Ее бы еще одеть хоть во что-то приличное, а не в серую бесформенную робу. Но это было сложно. Денег у него частенько и на еду не было, не то что на одежду. Пока жил один – дикую нищету переносил со злым упрямством. Сам дурак, что в жизни не устроился. Но несчастной девочке за что такую жизнь?! Когда в очередной раз бизнесмен-работодатель заюлил, стал говорить, что бартер, мол, замучил, налички совсем нет, а потом укатил с друзьями в сауну расслабляться с девками – не знал, как возвращаться без денег к Уй.

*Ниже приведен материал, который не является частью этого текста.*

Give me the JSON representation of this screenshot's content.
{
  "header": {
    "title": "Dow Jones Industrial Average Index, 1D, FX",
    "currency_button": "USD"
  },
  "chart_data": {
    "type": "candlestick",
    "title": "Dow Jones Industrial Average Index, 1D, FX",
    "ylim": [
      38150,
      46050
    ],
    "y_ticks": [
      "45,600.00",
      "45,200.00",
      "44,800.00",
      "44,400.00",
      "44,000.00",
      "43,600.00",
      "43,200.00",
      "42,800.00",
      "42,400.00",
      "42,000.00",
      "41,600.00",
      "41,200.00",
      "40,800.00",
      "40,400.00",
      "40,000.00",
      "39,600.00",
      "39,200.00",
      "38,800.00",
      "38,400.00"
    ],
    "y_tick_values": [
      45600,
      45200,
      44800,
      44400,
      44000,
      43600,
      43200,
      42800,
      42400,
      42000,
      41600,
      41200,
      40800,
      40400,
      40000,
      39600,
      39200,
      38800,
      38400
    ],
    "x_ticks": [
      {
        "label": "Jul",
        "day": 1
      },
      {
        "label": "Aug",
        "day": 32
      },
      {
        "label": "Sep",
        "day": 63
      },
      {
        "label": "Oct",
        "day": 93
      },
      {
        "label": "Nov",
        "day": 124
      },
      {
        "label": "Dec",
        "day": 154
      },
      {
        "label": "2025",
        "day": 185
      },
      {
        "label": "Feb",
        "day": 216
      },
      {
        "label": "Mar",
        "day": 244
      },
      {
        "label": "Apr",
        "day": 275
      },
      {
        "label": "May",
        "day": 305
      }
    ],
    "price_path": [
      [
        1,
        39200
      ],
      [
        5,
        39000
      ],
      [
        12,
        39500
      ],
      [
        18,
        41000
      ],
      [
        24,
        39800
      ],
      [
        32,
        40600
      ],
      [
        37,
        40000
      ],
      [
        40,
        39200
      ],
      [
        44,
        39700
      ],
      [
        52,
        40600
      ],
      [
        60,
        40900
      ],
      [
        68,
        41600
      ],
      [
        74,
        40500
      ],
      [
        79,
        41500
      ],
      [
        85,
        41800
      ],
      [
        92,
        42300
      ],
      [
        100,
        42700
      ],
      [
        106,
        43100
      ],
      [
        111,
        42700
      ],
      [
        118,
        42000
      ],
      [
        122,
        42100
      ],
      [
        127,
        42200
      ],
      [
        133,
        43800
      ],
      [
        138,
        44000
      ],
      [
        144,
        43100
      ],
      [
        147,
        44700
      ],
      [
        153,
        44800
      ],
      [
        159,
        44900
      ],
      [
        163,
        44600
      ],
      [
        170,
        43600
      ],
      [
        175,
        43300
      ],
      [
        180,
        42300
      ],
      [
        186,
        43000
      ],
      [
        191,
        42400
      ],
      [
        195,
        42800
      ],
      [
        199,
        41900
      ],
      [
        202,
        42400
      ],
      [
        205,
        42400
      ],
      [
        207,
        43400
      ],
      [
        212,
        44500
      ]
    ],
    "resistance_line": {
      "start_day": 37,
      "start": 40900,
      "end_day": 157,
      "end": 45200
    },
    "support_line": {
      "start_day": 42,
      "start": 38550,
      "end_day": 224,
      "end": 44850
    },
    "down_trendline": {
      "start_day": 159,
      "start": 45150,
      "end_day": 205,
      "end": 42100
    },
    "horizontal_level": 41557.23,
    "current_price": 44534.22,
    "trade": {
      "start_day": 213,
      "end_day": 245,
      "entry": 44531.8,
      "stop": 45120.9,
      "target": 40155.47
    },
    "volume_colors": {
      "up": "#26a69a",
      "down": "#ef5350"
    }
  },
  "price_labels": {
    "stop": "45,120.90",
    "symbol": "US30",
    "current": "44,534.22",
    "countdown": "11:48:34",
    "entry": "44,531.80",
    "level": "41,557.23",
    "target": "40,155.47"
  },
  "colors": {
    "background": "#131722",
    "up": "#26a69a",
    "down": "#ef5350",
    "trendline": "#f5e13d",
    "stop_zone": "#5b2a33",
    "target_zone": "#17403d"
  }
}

Ходил до ночи по полям и усмирял в себе злобу. Убить хотелось – и не только гнилого работодателя. Но – нельзя! В России только заказные убийства не раскрываются, а простого работягу повяжут в момент. А у него Уй на руках. Как она без него, как он без нее? Ну… собрала девочка каких-то травок. Что-то пожевали. Китайцам проще, они привыкли на травках жить. Потом работодатель нехотя, не полностью, но расплатился. Потом Уй стала помогать ему на стройке – тогда, кстати, он и услышал искреннее «баоцянь», а не как обычно. Ему сразу стало легче работать, вдвоем всегда легче, только денег это не добавило. У работодателей кризис, бартер замучил, налички нет – так что без хлеба они еще пару раз оставались. За что он был благодарен девушке – это за стойкость. Ни слова, ни упрекающего взгляда. Как будто такая жизнь ее вполне устраивала. Может, кстати, и устраивала. Китайцев вокруг мегаполиса хватало, и, насколько он понимал, жилось им гораздо труднее. Платили им совсем мало. И жили китайцы толпами около своих теплиц да по стройкам. И питались непонятно чем, чуть ли не лягушками из местного болота. А у них с Уй все-таки дом, пусть не свой и недостроенный, но все же. И полы девушкой отмыты до блеска, и окна, и на столе что-то есть. И с раннего утра весело порхает по дому юное чудо в распахнутой рубашке, с доверчивым и преданным взглядом… и иногда он всерьез задавался вопросом, что же тогда счастье, если не вот эти дни.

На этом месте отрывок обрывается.